Introduction
Basket analysis, also known as market basket analysis or association rule learning, is a popular technique used in data mining to discover relationships between items in large-scale transaction datasets. This paper provides an in-depth analysis of the theoretical features of basket analysis, with a focus on the most critical steps in the process. In addition, R markdown code examples are provided to demonstrate how these steps can be implemented in practice. Basket analysis is a widely-used method for identifying patterns and associations between items purchased together in retail transactions. This technique has proven to be invaluable for marketing, inventory management, and product placement strategies. The Apriori algorithm and Eclat algorithm are two prominent approaches for generating association rules in basket analysis. This paper will outline the crucial steps in the process and provide R markdown code examples to facilitate understanding and implementation.
Data preprocessing and transaction encoding:
The first step in basket analysis is data preprocessing and transaction encoding. This step involves converting raw transaction data into a suitable format for analysis. This usually involves transforming the data into a binary matrix, where each row represents a transaction, and each column represents an item. The value in each cell is 1 if the item is present in the transaction and 0 if not.
# Load required libraries
library(arules)
## Loading required package: Matrix
##
## Attaching package: 'arules'
## The following objects are masked from 'package:base':
##
## abbreviate, write
library(datasets)
# Load sample data
data(Groceries)
# Convert to transactions object
groceries_trans <- as(Groceries, "transactions")
Generating frequent itemsets:
The second step is to generate frequent itemsets, which are sets of items that occur together frequently in the dataset. This is typically done using a user-defined support threshold. The support of an itemset is the proportion of transactions that contain the itemset. In the case of the Apriori algorithm, this step involves iteratively finding frequent k-itemsets and pruning infrequent itemsets.

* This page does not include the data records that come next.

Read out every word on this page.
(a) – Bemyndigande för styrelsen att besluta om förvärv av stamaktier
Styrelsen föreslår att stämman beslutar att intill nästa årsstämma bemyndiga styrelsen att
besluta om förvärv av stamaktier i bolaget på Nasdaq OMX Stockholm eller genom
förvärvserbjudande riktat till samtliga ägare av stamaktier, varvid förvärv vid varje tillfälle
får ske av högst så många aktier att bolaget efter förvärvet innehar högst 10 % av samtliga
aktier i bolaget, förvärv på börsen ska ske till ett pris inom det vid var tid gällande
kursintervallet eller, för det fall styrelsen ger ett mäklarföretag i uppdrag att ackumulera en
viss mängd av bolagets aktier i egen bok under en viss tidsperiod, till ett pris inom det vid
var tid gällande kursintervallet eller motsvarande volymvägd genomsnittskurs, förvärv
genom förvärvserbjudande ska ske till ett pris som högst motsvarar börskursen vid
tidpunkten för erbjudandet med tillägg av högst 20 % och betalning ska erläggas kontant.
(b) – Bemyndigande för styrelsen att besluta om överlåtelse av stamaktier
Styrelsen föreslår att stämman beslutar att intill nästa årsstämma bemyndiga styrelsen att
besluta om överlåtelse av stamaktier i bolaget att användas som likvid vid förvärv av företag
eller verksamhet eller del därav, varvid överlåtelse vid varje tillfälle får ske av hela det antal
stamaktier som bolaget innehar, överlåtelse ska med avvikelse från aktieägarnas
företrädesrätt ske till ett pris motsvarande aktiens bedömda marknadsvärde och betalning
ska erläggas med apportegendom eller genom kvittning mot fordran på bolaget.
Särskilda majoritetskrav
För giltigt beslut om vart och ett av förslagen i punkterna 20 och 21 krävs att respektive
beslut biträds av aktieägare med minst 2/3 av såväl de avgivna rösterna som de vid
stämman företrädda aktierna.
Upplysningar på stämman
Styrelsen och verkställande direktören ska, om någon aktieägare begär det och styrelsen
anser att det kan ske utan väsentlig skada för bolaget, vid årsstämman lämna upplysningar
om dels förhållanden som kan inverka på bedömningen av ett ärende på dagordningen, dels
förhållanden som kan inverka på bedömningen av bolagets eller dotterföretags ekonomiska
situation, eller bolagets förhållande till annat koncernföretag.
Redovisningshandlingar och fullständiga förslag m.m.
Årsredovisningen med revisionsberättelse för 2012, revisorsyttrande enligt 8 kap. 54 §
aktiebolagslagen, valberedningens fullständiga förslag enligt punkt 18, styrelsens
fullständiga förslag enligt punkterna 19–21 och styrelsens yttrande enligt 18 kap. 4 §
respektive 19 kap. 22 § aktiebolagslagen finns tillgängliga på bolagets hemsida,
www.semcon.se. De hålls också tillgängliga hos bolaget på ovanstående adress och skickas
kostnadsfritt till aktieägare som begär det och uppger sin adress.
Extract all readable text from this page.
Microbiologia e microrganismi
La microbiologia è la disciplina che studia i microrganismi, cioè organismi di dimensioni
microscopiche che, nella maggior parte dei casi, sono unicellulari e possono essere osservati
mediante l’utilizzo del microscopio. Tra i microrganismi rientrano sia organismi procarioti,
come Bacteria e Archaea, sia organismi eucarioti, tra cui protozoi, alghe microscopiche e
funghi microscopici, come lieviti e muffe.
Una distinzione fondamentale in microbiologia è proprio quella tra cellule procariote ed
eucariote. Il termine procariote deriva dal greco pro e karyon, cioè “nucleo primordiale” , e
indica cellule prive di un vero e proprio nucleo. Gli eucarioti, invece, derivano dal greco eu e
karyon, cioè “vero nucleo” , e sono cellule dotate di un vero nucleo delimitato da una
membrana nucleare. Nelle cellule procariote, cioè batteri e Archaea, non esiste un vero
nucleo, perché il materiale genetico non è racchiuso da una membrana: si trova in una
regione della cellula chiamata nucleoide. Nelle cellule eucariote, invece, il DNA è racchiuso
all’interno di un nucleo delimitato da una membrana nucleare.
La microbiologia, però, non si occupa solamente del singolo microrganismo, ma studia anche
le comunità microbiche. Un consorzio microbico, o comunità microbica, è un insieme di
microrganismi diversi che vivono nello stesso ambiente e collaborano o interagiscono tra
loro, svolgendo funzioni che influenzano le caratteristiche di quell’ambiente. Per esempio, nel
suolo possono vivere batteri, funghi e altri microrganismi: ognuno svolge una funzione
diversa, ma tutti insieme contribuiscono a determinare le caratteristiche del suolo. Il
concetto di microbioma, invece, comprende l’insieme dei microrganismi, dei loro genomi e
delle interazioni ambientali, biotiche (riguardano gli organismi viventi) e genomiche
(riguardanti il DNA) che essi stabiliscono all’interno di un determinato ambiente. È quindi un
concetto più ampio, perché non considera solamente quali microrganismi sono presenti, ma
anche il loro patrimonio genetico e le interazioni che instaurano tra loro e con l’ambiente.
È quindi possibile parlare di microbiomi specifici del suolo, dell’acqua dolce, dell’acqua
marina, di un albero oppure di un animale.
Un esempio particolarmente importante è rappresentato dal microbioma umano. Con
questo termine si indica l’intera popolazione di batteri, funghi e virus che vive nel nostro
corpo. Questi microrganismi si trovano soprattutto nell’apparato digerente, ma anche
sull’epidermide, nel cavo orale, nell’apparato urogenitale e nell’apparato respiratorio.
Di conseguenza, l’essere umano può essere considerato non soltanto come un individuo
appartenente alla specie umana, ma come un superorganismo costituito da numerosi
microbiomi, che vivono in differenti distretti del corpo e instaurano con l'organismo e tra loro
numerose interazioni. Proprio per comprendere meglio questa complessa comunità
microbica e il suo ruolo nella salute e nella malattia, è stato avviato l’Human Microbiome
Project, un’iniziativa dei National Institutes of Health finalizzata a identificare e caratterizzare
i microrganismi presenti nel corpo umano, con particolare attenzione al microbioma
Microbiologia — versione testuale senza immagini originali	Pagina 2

# Define support threshold
support_threshold <- 0.01
# Generate frequent itemsets
frequent_itemsets <- apriori(groceries_trans, parameter = list(support = support_threshold, target = "frequent itemsets"))
## Apriori
##
## Parameter specification:
## confidence minval smax arem aval originalSupport maxtime support minlen
## NA 0.1 1 none FALSE TRUE 5 0.01 1
## maxlen target ext
## 10 frequent itemsets TRUE
##
## Algorithmic control:
## filter tree heap memopt load sort verbose
## 0.1 TRUE TRUE FALSE TRUE 2 TRUE
##
## Absolute minimum support count: 98
##
## set item appearances ...[0 item(s)] done [0.00s].
## set transactions ...[169 item(s), 9835 transaction(s)] done [0.00s].
## sorting and recoding items ... [88 item(s)] done [0.00s].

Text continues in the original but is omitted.